Kann das noch Zufall sein? DTM-Spitzenreiter Kelvin van der Linde hat innerhalb nur eines Monats dreimal in drei unterschiedlichen Audi R8 LMS GT3 das gleiche technische Problem erlitten - und bei zwei Gelegenheiten in der DTM sowie beim berühmten 24-Stunden-Rennen von Spa-Francorchamps möglicherweise den Sieg verloren.

Beim fünften Saisonrennen der GT World Challenge in Misano (04.07.2021 mit einem WRT-Audi), beim Sonntagsrennen der DTM auf dem Lausitzring (25.07.2021 mit einem Abt-Audi) sowie beim 24h-Rennen auf dem belgischen Traditionskurs (31.07.2021 mit einem Audi R8 LMS des Werksteams Audi Sport customer Racing) verlor van der Linde im laufenden Rennbetrieb plötzlich den Vortrieb und musste seinen Audi jeweils neustarten.

Audi-Leiter erklärt: Datenmenge reduziert

Das Phänomen rund um den GT3-erfahrenen Südafrikaner konnten sich die Verantwortlichen erst nicht erklären. "Wir sind zunächst von einem Hard- oder Softwareproblem ausgegangen, konnten für den Moment aber nichts ausfindig machen", erklärte Chris Reinke, Leiter Audi Sport customer racing, im Gespräch mit Motorsport-Magazin.com.

Und weiter: "Auffällig war allerdings die hohe Last, die der Zentralprozessor CPU (Central Processing Unit) gefahren hat. Wir haben daraufhin die Datenmenge reduziert, indem wir alte Datenstände, die nicht mehr benötigt werden, eliminiert haben." Zur Erklärung: Die als 'Gehirn' des Computers fungierende CPU ist die zentrale Recheneinheit im Computer, die alle Rechen- und Steueroperationen übernimmt.

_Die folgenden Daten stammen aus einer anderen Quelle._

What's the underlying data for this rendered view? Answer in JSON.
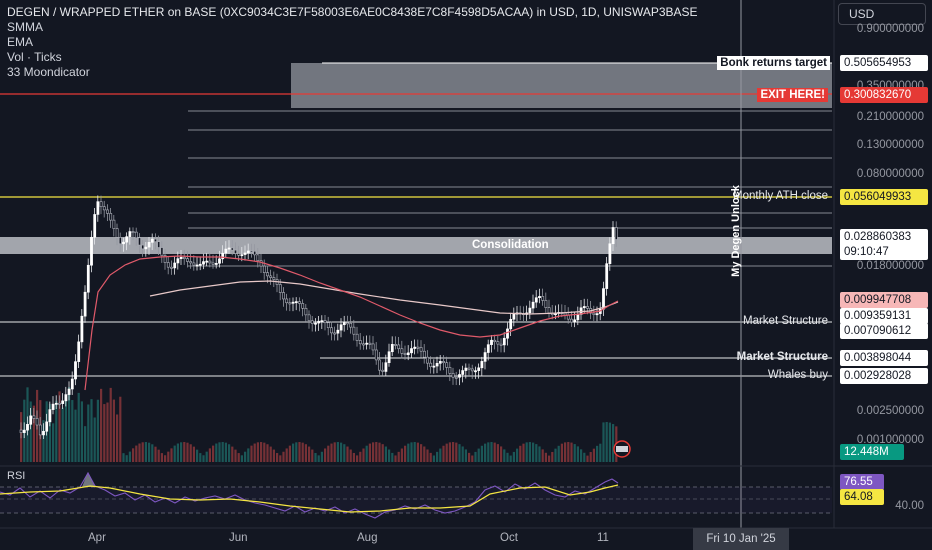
{
  "legend": {
    "title": "DEGEN / WRAPPED ETHER on BASE (0XC9034C3E7F58003E6AE0C8438E7C8F4598D5ACAA) in USD, 1D, UNISWAP3BASE",
    "indicators": [
      "SMMA",
      "EMA",
      "Vol · Ticks",
      "33 Moondicator"
    ]
  },
  "currency_button": "USD",
  "price_axis_ticks": [
    "0.900000000",
    "0.350000000",
    "0.210000000",
    "0.130000000",
    "0.080000000",
    "0.018000000",
    "0.002500000",
    "0.001000000",
    "40.00"
  ],
  "price_boxes": {
    "bonk": "0.505654953",
    "exit": "0.300832670",
    "ath": "0.056049933",
    "current": "0.028860383",
    "countdown": "09:10:47",
    "smma": "0.009947708",
    "ms1": "0.009359131",
    "ema": "0.007090612",
    "ms2": "0.003898044",
    "whales": "0.002928028",
    "volume": "12.448M",
    "rsi1": "76.55",
    "rsi2": "64.08"
  },
  "annotations": {
    "bonk": "Bonk returns target",
    "exit": "EXIT HERE!",
    "ath": "Monthly ATH close",
    "consolidation": "Consolidation",
    "ms1": "Market Structure",
    "ms2": "Market Structure",
    "whales": "Whales buy",
    "unlock": "My Degen Unlock"
  },
  "rsi_label": "RSI",
  "time_axis": [
    "Apr",
    "Jun",
    "Aug",
    "Oct",
    "11"
  ],
  "crosshair_date": "Fri 10 Jan '25",
  "colors": {
    "background": "#131722",
    "up": "#e6e8ec",
    "red_line": "#e53935",
    "yellow_line": "#f5e642",
    "smma_line": "#e8c9c9",
    "ema_line": "#e05a6a",
    "rsi_line": "#7e57c2",
    "rsi_ma": "#f5e642",
    "volume_up": "#26a69a",
    "volume_box": "#089981",
    "smma_box": "#f7b7b7"
  }
}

"Wir glauben, dass es dieses Problem gewesen ist", vermutete Reinke vor dem Beginn des vierten Rennwochenendes der DTM-Saison 2021 auf dem Nürburgring (20.-22. August). Van der Linde reist als Gesamtführender in der Meisterschaft mit seinem Audi-Kundenteam Team Abt Sportsline in die Eifel. Der Rennstall aus Kempten setzt in der DTM drei Audi R8 LMS GT3 für van der Linde, den früheren DTM-Champion Mike Rockenfeller sowie Sophia Flörsch ein, die wegen einer Terminüberschneidung mit den 24 Stunden von Le Mans durch Audi-Ass Markus Winkelhock ersetzt wird.

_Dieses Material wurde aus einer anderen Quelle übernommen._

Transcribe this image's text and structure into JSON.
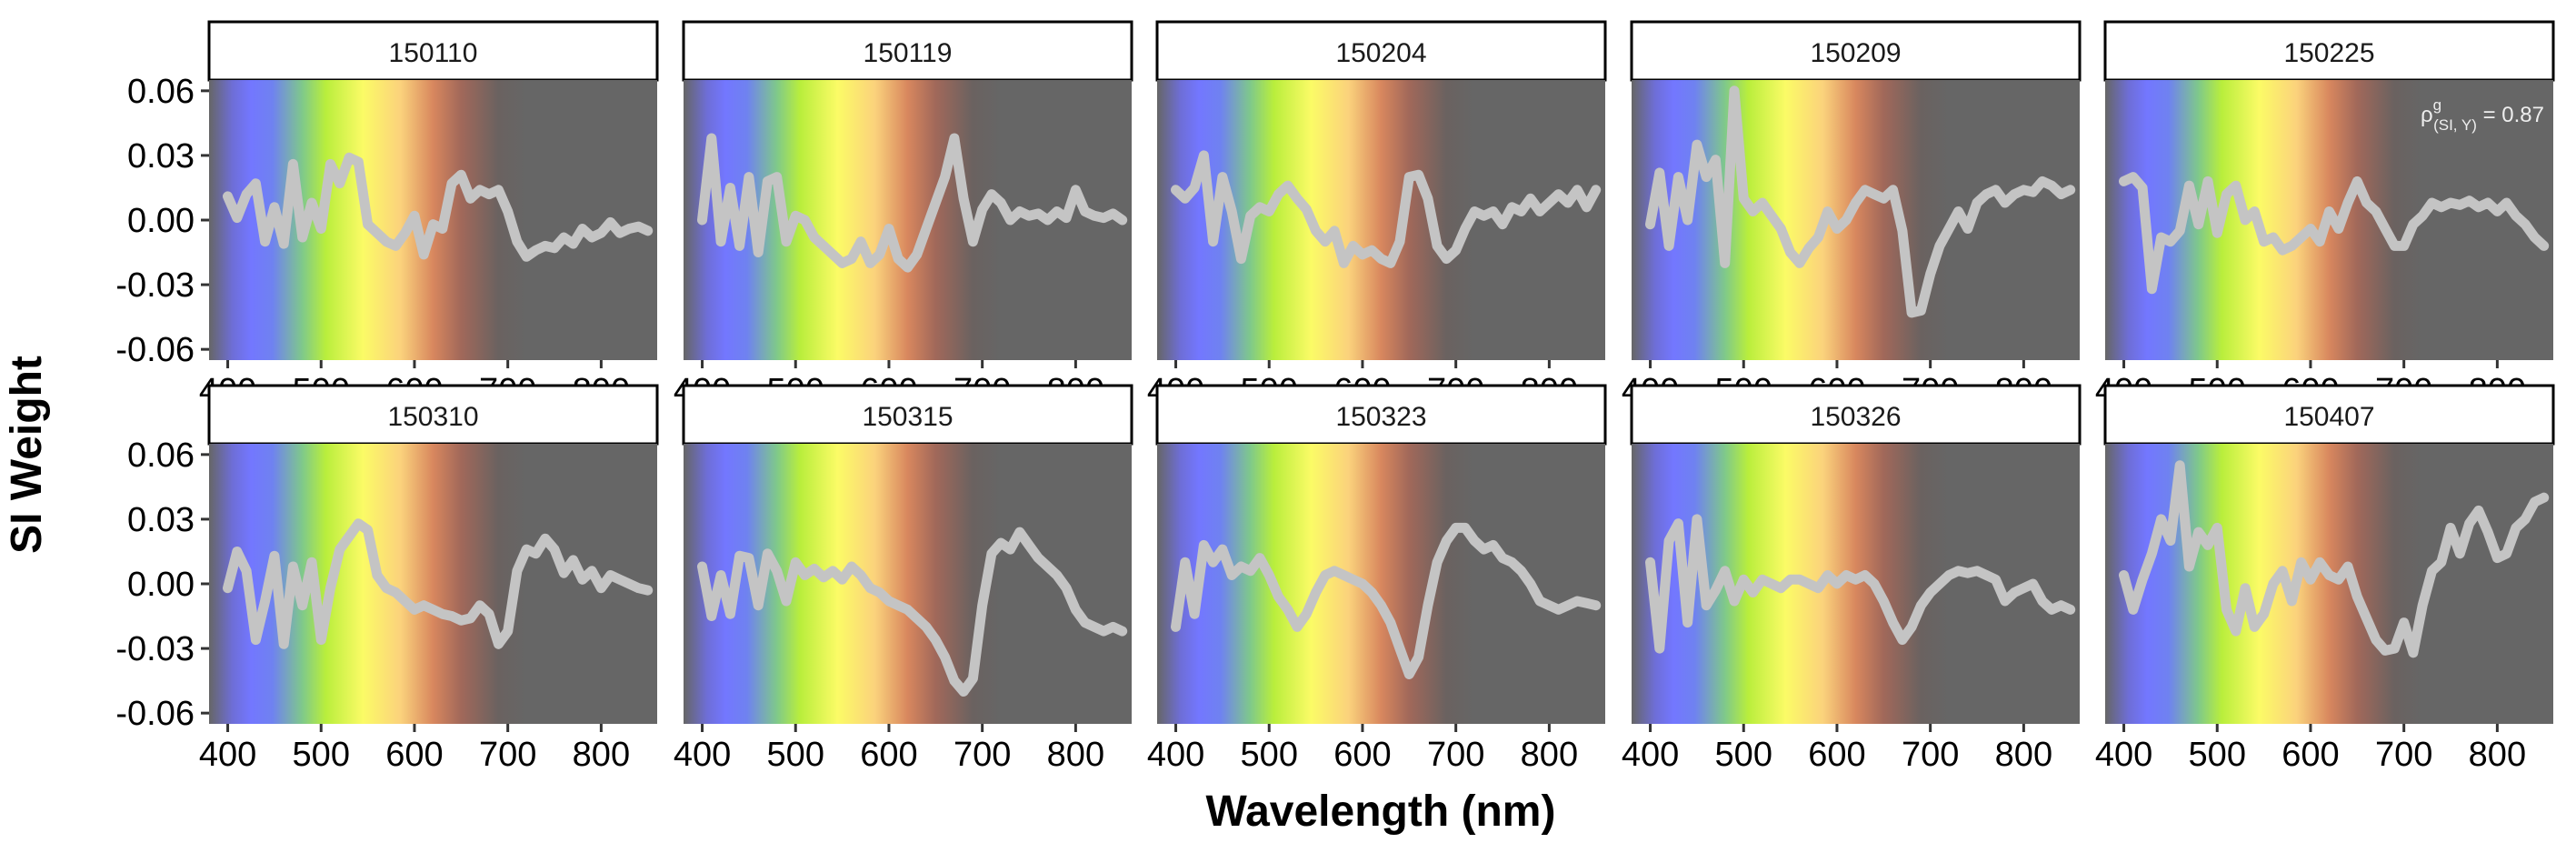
{
  "chart_data": {
    "type": "line",
    "title": "",
    "xlabel": "Wavelength (nm)",
    "ylabel": "SI Weight",
    "xlim": [
      380,
      860
    ],
    "ylim": [
      -0.065,
      0.065
    ],
    "x_ticks": [
      400,
      500,
      600,
      700,
      800
    ],
    "x_tick_labels": [
      "400",
      "500",
      "600",
      "700",
      "800"
    ],
    "y_ticks": [
      -0.06,
      -0.03,
      0.0,
      0.03,
      0.06
    ],
    "y_tick_labels": [
      "-0.06",
      "-0.03",
      "0.00",
      "0.03",
      "0.06"
    ],
    "layout": {
      "rows": 2,
      "cols": 5
    },
    "colors": {
      "panel_background": "#666666",
      "line": "#c4c4c4",
      "spectrum_stops": [
        {
          "wavelength": 380,
          "color": "#666666"
        },
        {
          "wavelength": 405,
          "color": "#6e6ed6"
        },
        {
          "wavelength": 425,
          "color": "#7377ff"
        },
        {
          "wavelength": 448,
          "color": "#6f82f0"
        },
        {
          "wavelength": 480,
          "color": "#7fc98a"
        },
        {
          "wavelength": 505,
          "color": "#b9ee3c"
        },
        {
          "wavelength": 545,
          "color": "#fbfb66"
        },
        {
          "wavelength": 585,
          "color": "#fbd27c"
        },
        {
          "wavelength": 620,
          "color": "#d8875e"
        },
        {
          "wavelength": 650,
          "color": "#a1685a"
        },
        {
          "wavelength": 690,
          "color": "#6a6260"
        },
        {
          "wavelength": 720,
          "color": "#666666"
        }
      ]
    },
    "annotation": {
      "panel": "150225",
      "text_prefix": "ρ",
      "superscript": "g",
      "subscript": "(SI, Y)",
      "text_suffix": " = 0.87"
    },
    "panels": [
      {
        "label": "150110",
        "x": [
          400,
          410,
          420,
          430,
          440,
          450,
          460,
          470,
          480,
          490,
          500,
          510,
          520,
          530,
          540,
          550,
          560,
          570,
          580,
          590,
          600,
          610,
          620,
          630,
          640,
          650,
          660,
          670,
          680,
          690,
          700,
          710,
          720,
          730,
          740,
          750,
          760,
          770,
          780,
          790,
          800,
          810,
          820,
          830,
          840,
          850
        ],
        "y": [
          0.011,
          0.001,
          0.012,
          0.017,
          -0.01,
          0.006,
          -0.011,
          0.026,
          -0.008,
          0.008,
          -0.004,
          0.026,
          0.017,
          0.029,
          0.027,
          -0.002,
          -0.006,
          -0.01,
          -0.012,
          -0.006,
          0.002,
          -0.016,
          -0.002,
          -0.004,
          0.017,
          0.021,
          0.01,
          0.014,
          0.012,
          0.014,
          0.004,
          -0.01,
          -0.017,
          -0.014,
          -0.012,
          -0.013,
          -0.008,
          -0.011,
          -0.004,
          -0.008,
          -0.006,
          -0.001,
          -0.006,
          -0.004,
          -0.003,
          -0.005
        ]
      },
      {
        "label": "150119",
        "x": [
          400,
          410,
          420,
          430,
          440,
          450,
          460,
          470,
          480,
          490,
          500,
          510,
          520,
          530,
          540,
          550,
          560,
          570,
          580,
          590,
          600,
          610,
          620,
          630,
          640,
          650,
          660,
          670,
          680,
          690,
          700,
          710,
          720,
          730,
          740,
          750,
          760,
          770,
          780,
          790,
          800,
          810,
          820,
          830,
          840,
          850
        ],
        "y": [
          0.0,
          0.038,
          -0.01,
          0.015,
          -0.012,
          0.02,
          -0.015,
          0.018,
          0.02,
          -0.01,
          0.002,
          0.0,
          -0.008,
          -0.012,
          -0.016,
          -0.02,
          -0.018,
          -0.01,
          -0.02,
          -0.016,
          -0.004,
          -0.018,
          -0.022,
          -0.016,
          -0.004,
          0.008,
          0.02,
          0.038,
          0.01,
          -0.01,
          0.005,
          0.012,
          0.008,
          0.0,
          0.004,
          0.002,
          0.003,
          0.0,
          0.004,
          0.001,
          0.014,
          0.004,
          0.002,
          0.001,
          0.003,
          0.0
        ]
      },
      {
        "label": "150204",
        "x": [
          400,
          410,
          420,
          430,
          440,
          450,
          460,
          470,
          480,
          490,
          500,
          510,
          520,
          530,
          540,
          550,
          560,
          570,
          580,
          590,
          600,
          610,
          620,
          630,
          640,
          650,
          660,
          670,
          680,
          690,
          700,
          710,
          720,
          730,
          740,
          750,
          760,
          770,
          780,
          790,
          800,
          810,
          820,
          830,
          840,
          850
        ],
        "y": [
          0.014,
          0.01,
          0.015,
          0.03,
          -0.01,
          0.02,
          0.004,
          -0.018,
          0.002,
          0.006,
          0.004,
          0.012,
          0.016,
          0.01,
          0.005,
          -0.005,
          -0.01,
          -0.005,
          -0.02,
          -0.012,
          -0.016,
          -0.014,
          -0.018,
          -0.02,
          -0.01,
          0.02,
          0.021,
          0.01,
          -0.012,
          -0.018,
          -0.014,
          -0.004,
          0.004,
          0.002,
          0.004,
          -0.002,
          0.006,
          0.004,
          0.01,
          0.004,
          0.008,
          0.012,
          0.008,
          0.014,
          0.006,
          0.014
        ]
      },
      {
        "label": "150209",
        "x": [
          400,
          410,
          420,
          430,
          440,
          450,
          460,
          470,
          480,
          490,
          500,
          510,
          520,
          530,
          540,
          550,
          560,
          570,
          580,
          590,
          600,
          610,
          620,
          630,
          640,
          650,
          660,
          670,
          680,
          690,
          700,
          710,
          720,
          730,
          740,
          750,
          760,
          770,
          780,
          790,
          800,
          810,
          820,
          830,
          840,
          850
        ],
        "y": [
          -0.002,
          0.022,
          -0.012,
          0.02,
          0.0,
          0.035,
          0.02,
          0.028,
          -0.02,
          0.06,
          0.01,
          0.004,
          0.008,
          0.002,
          -0.004,
          -0.015,
          -0.02,
          -0.013,
          -0.008,
          0.004,
          -0.004,
          0.0,
          0.008,
          0.014,
          0.012,
          0.01,
          0.014,
          -0.005,
          -0.043,
          -0.042,
          -0.025,
          -0.012,
          -0.004,
          0.004,
          -0.004,
          0.008,
          0.012,
          0.014,
          0.008,
          0.012,
          0.014,
          0.013,
          0.018,
          0.016,
          0.012,
          0.014
        ]
      },
      {
        "label": "150225",
        "x": [
          400,
          410,
          420,
          430,
          440,
          450,
          460,
          470,
          480,
          490,
          500,
          510,
          520,
          530,
          540,
          550,
          560,
          570,
          580,
          590,
          600,
          610,
          620,
          630,
          640,
          650,
          660,
          670,
          680,
          690,
          700,
          710,
          720,
          730,
          740,
          750,
          760,
          770,
          780,
          790,
          800,
          810,
          820,
          830,
          840,
          850
        ],
        "y": [
          0.018,
          0.02,
          0.015,
          -0.032,
          -0.008,
          -0.01,
          -0.005,
          0.016,
          -0.002,
          0.018,
          -0.006,
          0.012,
          0.016,
          0.0,
          0.004,
          -0.01,
          -0.008,
          -0.014,
          -0.012,
          -0.008,
          -0.004,
          -0.01,
          0.004,
          -0.004,
          0.008,
          0.018,
          0.008,
          0.004,
          -0.004,
          -0.012,
          -0.012,
          -0.002,
          0.002,
          0.008,
          0.006,
          0.008,
          0.007,
          0.009,
          0.006,
          0.008,
          0.004,
          0.008,
          0.002,
          -0.002,
          -0.008,
          -0.012
        ]
      },
      {
        "label": "150310",
        "x": [
          400,
          410,
          420,
          430,
          440,
          450,
          460,
          470,
          480,
          490,
          500,
          510,
          520,
          530,
          540,
          550,
          560,
          570,
          580,
          590,
          600,
          610,
          620,
          630,
          640,
          650,
          660,
          670,
          680,
          690,
          700,
          710,
          720,
          730,
          740,
          750,
          760,
          770,
          780,
          790,
          800,
          810,
          820,
          830,
          840,
          850
        ],
        "y": [
          -0.002,
          0.015,
          0.006,
          -0.026,
          -0.008,
          0.013,
          -0.028,
          0.008,
          -0.01,
          0.01,
          -0.026,
          -0.002,
          0.016,
          0.022,
          0.028,
          0.025,
          0.004,
          -0.002,
          -0.004,
          -0.008,
          -0.012,
          -0.01,
          -0.012,
          -0.014,
          -0.015,
          -0.017,
          -0.016,
          -0.01,
          -0.014,
          -0.028,
          -0.022,
          0.006,
          0.016,
          0.014,
          0.021,
          0.016,
          0.005,
          0.011,
          0.002,
          0.006,
          -0.002,
          0.004,
          0.002,
          0.0,
          -0.002,
          -0.003
        ]
      },
      {
        "label": "150315",
        "x": [
          400,
          410,
          420,
          430,
          440,
          450,
          460,
          470,
          480,
          490,
          500,
          510,
          520,
          530,
          540,
          550,
          560,
          570,
          580,
          590,
          600,
          610,
          620,
          630,
          640,
          650,
          660,
          670,
          680,
          690,
          700,
          710,
          720,
          730,
          740,
          750,
          760,
          770,
          780,
          790,
          800,
          810,
          820,
          830,
          840,
          850
        ],
        "y": [
          0.008,
          -0.015,
          0.004,
          -0.014,
          0.013,
          0.012,
          -0.01,
          0.014,
          0.006,
          -0.008,
          0.01,
          0.004,
          0.007,
          0.003,
          0.006,
          0.002,
          0.008,
          0.004,
          -0.002,
          -0.004,
          -0.008,
          -0.01,
          -0.012,
          -0.016,
          -0.02,
          -0.026,
          -0.034,
          -0.045,
          -0.05,
          -0.044,
          -0.01,
          0.014,
          0.019,
          0.016,
          0.024,
          0.018,
          0.012,
          0.008,
          0.004,
          -0.002,
          -0.012,
          -0.018,
          -0.02,
          -0.022,
          -0.02,
          -0.022
        ]
      },
      {
        "label": "150323",
        "x": [
          400,
          410,
          420,
          430,
          440,
          450,
          460,
          470,
          480,
          490,
          500,
          510,
          520,
          530,
          540,
          550,
          560,
          570,
          580,
          590,
          600,
          610,
          620,
          630,
          640,
          650,
          660,
          670,
          680,
          690,
          700,
          710,
          720,
          730,
          740,
          750,
          760,
          770,
          780,
          790,
          800,
          810,
          820,
          830,
          840,
          850
        ],
        "y": [
          -0.02,
          0.01,
          -0.014,
          0.018,
          0.01,
          0.016,
          0.004,
          0.008,
          0.006,
          0.012,
          0.004,
          -0.006,
          -0.012,
          -0.02,
          -0.014,
          -0.004,
          0.004,
          0.006,
          0.004,
          0.002,
          0.0,
          -0.004,
          -0.01,
          -0.018,
          -0.03,
          -0.042,
          -0.034,
          -0.01,
          0.01,
          0.02,
          0.026,
          0.026,
          0.02,
          0.016,
          0.018,
          0.012,
          0.01,
          0.006,
          0.0,
          -0.008,
          -0.01,
          -0.012,
          -0.01,
          -0.008,
          -0.009,
          -0.01
        ]
      },
      {
        "label": "150326",
        "x": [
          400,
          410,
          420,
          430,
          440,
          450,
          460,
          470,
          480,
          490,
          500,
          510,
          520,
          530,
          540,
          550,
          560,
          570,
          580,
          590,
          600,
          610,
          620,
          630,
          640,
          650,
          660,
          670,
          680,
          690,
          700,
          710,
          720,
          730,
          740,
          750,
          760,
          770,
          780,
          790,
          800,
          810,
          820,
          830,
          840,
          850
        ],
        "y": [
          0.01,
          -0.03,
          0.02,
          0.028,
          -0.018,
          0.03,
          -0.01,
          -0.003,
          0.006,
          -0.008,
          0.002,
          -0.004,
          0.002,
          0.0,
          -0.002,
          0.002,
          0.002,
          0.0,
          -0.002,
          0.004,
          0.0,
          0.004,
          0.002,
          0.004,
          0.0,
          -0.008,
          -0.018,
          -0.026,
          -0.02,
          -0.01,
          -0.004,
          0.0,
          0.004,
          0.006,
          0.005,
          0.006,
          0.004,
          0.002,
          -0.008,
          -0.004,
          -0.002,
          0.0,
          -0.008,
          -0.012,
          -0.01,
          -0.012
        ]
      },
      {
        "label": "150407",
        "x": [
          400,
          410,
          420,
          430,
          440,
          450,
          460,
          470,
          480,
          490,
          500,
          510,
          520,
          530,
          540,
          550,
          560,
          570,
          580,
          590,
          600,
          610,
          620,
          630,
          640,
          650,
          660,
          670,
          680,
          690,
          700,
          710,
          720,
          730,
          740,
          750,
          760,
          770,
          780,
          790,
          800,
          810,
          820,
          830,
          840,
          850
        ],
        "y": [
          0.004,
          -0.012,
          0.002,
          0.014,
          0.03,
          0.02,
          0.055,
          0.008,
          0.024,
          0.018,
          0.026,
          -0.012,
          -0.022,
          -0.002,
          -0.02,
          -0.014,
          0.0,
          0.006,
          -0.008,
          0.01,
          0.002,
          0.01,
          0.004,
          0.002,
          0.008,
          -0.006,
          -0.016,
          -0.026,
          -0.031,
          -0.03,
          -0.018,
          -0.032,
          -0.01,
          0.006,
          0.01,
          0.026,
          0.014,
          0.028,
          0.034,
          0.024,
          0.012,
          0.014,
          0.026,
          0.03,
          0.038,
          0.04
        ]
      }
    ]
  }
}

Van der Linde muss hoffen, dass ihn das Motoren-Phänomen nicht noch einmal ereilt. Zuletzt in Zolder blieb er verschont und errang seinen zweiten Start/Ziel-Sieg nach dem Auftakterfolg in Monza.

Van der Linde: Kritischer Moment am Lausitzring

Kritisch war es davor vor allem beim DTM-Wochenende auf dem Lausitzring, wo ihm in Führung liegend ausgerechnet in der schnellen und überhöhten Turn-1-Kurve plötzlich die Leistung ausging. Van der Linde im Glück: Weil sein Wagen in der schnellen Ecke, in der GT3-Autos bis zu 240 km/h erreichen, noch rollte, verlor er durch den eiligen Reset 'nur' zwei Positionen.

"Mitten in der Ovalkurve hatte ich ohne Vorwarnung abrupt keine Leistung mehr", schilderte der ältere der beiden van-der-Linde-Brüder im Gespräch mit Motorsport-Magazin.com. "Der Motor ging einfach aus. Eigentlich hatte ich Glück im Unglück. Ich habe die Zündung abgestellt und fünf Sekunden gewartet. Dann habe ich resettet und zum Glück ist das Auto noch gerollt."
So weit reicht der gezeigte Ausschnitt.